Dari Ar Rubayyi' bin Al Mu'awwidz radhiallahu'anha, ia berkata:
أَرْسَلَ
النبيُّ صَلَّى اللهُ عليه وسلَّمَ غَدَاةَ عَاشُورَاءَ إلى قُرَى الأنْصَارِ: مَن
أصْبَحَ مُفْطِرًا، فَلْيُتِمَّ بَقِيَّةَ يَومِهِ ومَن أصْبَحَ صَائِمًا،
فَليَصُمْ، قالَتْ: فَكُنَّا نَصُومُهُ بَعْدُ، ونُصَوِّمُ صِبْيَانَنَا،
ونَجْعَلُ لهمُ اللُّعْبَةَ مِنَ العِهْنِ، فَإِذَا بَكَى أحَدُهُمْ علَى
الطَّعَامِ أعْطَيْنَاهُ ذَاكَ حتَّى يَكونَ عِنْدَ الإفْطَارِ
“Bahwa di pagi hari Asyura, Rasulullah shallallahu ‘alaihi wa
sallam mengutus beberapa sahabat ke kampung-kampung Anshar (ketika puasa
diwajibkan).

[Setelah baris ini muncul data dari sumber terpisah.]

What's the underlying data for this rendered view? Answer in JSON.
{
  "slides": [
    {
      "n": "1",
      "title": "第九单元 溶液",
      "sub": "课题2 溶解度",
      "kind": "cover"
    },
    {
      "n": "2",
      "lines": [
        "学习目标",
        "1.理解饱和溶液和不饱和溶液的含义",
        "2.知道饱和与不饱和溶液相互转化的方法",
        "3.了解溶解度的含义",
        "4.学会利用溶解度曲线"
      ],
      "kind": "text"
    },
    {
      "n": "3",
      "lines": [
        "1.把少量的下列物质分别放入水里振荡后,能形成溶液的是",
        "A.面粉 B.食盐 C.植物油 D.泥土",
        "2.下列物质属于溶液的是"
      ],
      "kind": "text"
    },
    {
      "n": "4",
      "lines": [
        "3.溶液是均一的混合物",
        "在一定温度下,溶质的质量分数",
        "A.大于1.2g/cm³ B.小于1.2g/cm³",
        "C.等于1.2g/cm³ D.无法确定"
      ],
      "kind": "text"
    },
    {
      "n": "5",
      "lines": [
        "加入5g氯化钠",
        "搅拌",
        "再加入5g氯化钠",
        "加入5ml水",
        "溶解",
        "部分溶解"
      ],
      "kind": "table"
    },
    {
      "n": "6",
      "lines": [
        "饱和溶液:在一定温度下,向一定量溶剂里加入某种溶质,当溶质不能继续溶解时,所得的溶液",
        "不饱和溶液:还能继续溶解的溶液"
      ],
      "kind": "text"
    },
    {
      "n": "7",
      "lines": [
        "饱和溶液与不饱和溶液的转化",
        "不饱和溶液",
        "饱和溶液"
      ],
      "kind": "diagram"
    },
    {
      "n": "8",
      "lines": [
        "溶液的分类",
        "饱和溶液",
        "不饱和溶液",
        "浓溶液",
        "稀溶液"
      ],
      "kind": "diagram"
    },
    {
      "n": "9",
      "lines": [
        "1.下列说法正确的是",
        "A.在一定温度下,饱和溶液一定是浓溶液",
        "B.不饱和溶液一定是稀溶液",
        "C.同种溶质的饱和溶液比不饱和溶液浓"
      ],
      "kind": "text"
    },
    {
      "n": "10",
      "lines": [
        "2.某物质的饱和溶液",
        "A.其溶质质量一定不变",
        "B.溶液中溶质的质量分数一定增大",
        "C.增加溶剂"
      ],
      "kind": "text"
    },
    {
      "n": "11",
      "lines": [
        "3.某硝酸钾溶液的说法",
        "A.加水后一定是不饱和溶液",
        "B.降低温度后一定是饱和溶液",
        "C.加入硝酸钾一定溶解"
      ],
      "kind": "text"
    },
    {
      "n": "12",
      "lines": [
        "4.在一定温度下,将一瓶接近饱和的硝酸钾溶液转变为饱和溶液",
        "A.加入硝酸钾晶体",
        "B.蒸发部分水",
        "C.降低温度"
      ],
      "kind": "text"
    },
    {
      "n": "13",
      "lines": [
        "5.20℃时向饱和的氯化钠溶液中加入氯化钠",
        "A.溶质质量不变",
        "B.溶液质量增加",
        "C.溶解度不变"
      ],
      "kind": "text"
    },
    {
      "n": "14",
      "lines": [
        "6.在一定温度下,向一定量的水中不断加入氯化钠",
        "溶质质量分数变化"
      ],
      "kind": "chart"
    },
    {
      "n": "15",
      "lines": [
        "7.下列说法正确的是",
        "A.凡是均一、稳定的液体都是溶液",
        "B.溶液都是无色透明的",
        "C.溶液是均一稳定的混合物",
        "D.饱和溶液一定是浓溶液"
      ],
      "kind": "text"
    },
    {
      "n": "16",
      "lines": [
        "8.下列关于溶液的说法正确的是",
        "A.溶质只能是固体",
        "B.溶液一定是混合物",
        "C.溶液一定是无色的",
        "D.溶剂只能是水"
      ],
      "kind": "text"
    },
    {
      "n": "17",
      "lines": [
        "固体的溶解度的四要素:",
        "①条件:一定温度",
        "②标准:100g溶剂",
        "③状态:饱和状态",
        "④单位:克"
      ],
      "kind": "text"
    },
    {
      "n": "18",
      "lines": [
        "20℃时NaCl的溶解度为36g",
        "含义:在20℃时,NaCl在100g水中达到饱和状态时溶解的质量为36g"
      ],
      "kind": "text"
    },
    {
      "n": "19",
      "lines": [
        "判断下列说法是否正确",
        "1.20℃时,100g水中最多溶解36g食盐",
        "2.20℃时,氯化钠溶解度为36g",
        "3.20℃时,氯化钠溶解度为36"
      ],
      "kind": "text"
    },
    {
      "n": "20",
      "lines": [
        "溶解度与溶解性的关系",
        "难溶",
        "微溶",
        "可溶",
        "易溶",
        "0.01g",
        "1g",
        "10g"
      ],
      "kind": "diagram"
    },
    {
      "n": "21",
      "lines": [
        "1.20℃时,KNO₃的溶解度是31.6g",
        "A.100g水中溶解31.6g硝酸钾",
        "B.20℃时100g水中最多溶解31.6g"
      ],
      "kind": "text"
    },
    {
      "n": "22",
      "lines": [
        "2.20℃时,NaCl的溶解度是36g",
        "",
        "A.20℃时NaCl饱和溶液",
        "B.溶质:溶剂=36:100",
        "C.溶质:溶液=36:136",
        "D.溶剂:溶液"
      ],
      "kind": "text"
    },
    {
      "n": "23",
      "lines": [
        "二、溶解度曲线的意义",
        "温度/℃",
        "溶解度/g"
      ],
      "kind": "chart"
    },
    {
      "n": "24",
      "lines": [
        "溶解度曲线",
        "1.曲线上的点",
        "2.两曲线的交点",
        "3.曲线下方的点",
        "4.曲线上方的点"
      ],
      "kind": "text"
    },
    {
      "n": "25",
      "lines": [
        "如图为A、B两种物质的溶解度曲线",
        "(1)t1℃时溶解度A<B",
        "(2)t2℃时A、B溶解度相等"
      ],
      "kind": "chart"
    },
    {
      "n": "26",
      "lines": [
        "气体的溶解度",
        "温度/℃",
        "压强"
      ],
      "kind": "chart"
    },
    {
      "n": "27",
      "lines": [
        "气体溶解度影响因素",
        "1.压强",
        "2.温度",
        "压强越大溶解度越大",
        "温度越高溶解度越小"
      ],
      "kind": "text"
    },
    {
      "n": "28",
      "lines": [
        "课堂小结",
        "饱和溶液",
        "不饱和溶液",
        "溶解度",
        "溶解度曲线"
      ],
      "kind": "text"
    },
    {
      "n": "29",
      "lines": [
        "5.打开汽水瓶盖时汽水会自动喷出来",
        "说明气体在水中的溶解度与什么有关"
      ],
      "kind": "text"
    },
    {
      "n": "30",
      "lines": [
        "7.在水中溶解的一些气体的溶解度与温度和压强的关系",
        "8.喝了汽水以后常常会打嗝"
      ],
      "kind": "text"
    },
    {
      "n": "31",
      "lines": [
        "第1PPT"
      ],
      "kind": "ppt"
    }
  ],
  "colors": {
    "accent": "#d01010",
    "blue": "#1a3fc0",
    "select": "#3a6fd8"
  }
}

Untuk menyampaikan: “Siapa yang hari ini sudah sarapan, hendaknya
dia puasa di sisa harinya. Dan siapa yang berpuasa, hendaknya dia lanjutkan
puasanya”. Ar Rubayyi’ berkata, “Kamipun berpuasa setelah itu, dan kami
mengajak anak-anak kami untuk berpuasa. Kami membuatkan untuk mereka boneka
dari kapas. Jika mereka menangis karena minta makan, kami berikan boneka
tersebut. Demikian terus sampai datang waktu berbuka” (HR. Bukhari no. 1960).
Jangan bermudahan ketika anak merengek minta makan lalu kita
berikan makanan. Sehingga anak-anak menjadi lemah dan tidak sabar. Namun jika
ada mudhorot yang lebih besar maka boleh berbuka.
6. 6. Reward & Punisment
Berikan reward ketika mereka berhasil puasa 1 hari penuh.
7. 7. Antara
Longgar & Ketat
Jika anak lemasa dan tidak kuat tidak apa berbuka, namun jangan
terlalu longgar juga ketika merengak sedikit lalu berbuka.
Al mutharif mengatakan Sebaik-baik
perkara ialah yang pertengahan
8. 8. Berusaha
Menyebutkan Dalil
Syaikh Muhammad bin Shalih Al Utsaimin –rahimahullah– mengatakan:
Sebaiknya anak-anak diberikan pengetahuan tentang hukum-hukum
sesuatu beserta dalil-dalilnya. Misalnya, ketika anda mengatakan kepada anak
anda: “Bacalah basmalah saat akan makan, dan bacalah hamdalah saat kamu selesai
makan!“, jika anda mengatakan itu; maka maksud perintahnya sudah tercapai.
Tapi bila anda mengatakan: “Bacalah basmalah saat akan makan, dan
bacalah hamdalah saat kamu selesai makan, karena Nabi -shollallohu alaihi
wasallam- menyuruh (kita) agar membaca basmalah sebelum makan, beliau juga
mengatakan: ‘Sungguh Allah meridhoi seorang hamba yang memakan sesuap makanan dan
dia membaca hamdalah karenanya, dan (seorang hamba) yang meminum seteguk
minuman dan dia membaca hamdalah karenanya!“. Anda akan mendapatkan 2 manfaat:
Pertama: Anda membiasakan anak anda untuk mengikuti dalil.
Kedua: Anda mendidik anak anda untuk mencintai Rasul –shallallahu
alaihi wasallam-, dan bahwa Rasul –shallallahu alaihi wasallam– adalah seorang
imam/pemimpin panutan yang wajib diikuti arahan-arahannya.
Dan hakekat ini banyak dilalaikan, kebanyakan orang mengarahkan
anaknya kepada hukum-hukumnya saja, namun dia tidak mengaitkan arahan itu
dengan sumbernya, yaitu: Al Kitab dan As Sunnah.
(Al-Qoulul Mufid ala Kitabit Tauhid, 2/423).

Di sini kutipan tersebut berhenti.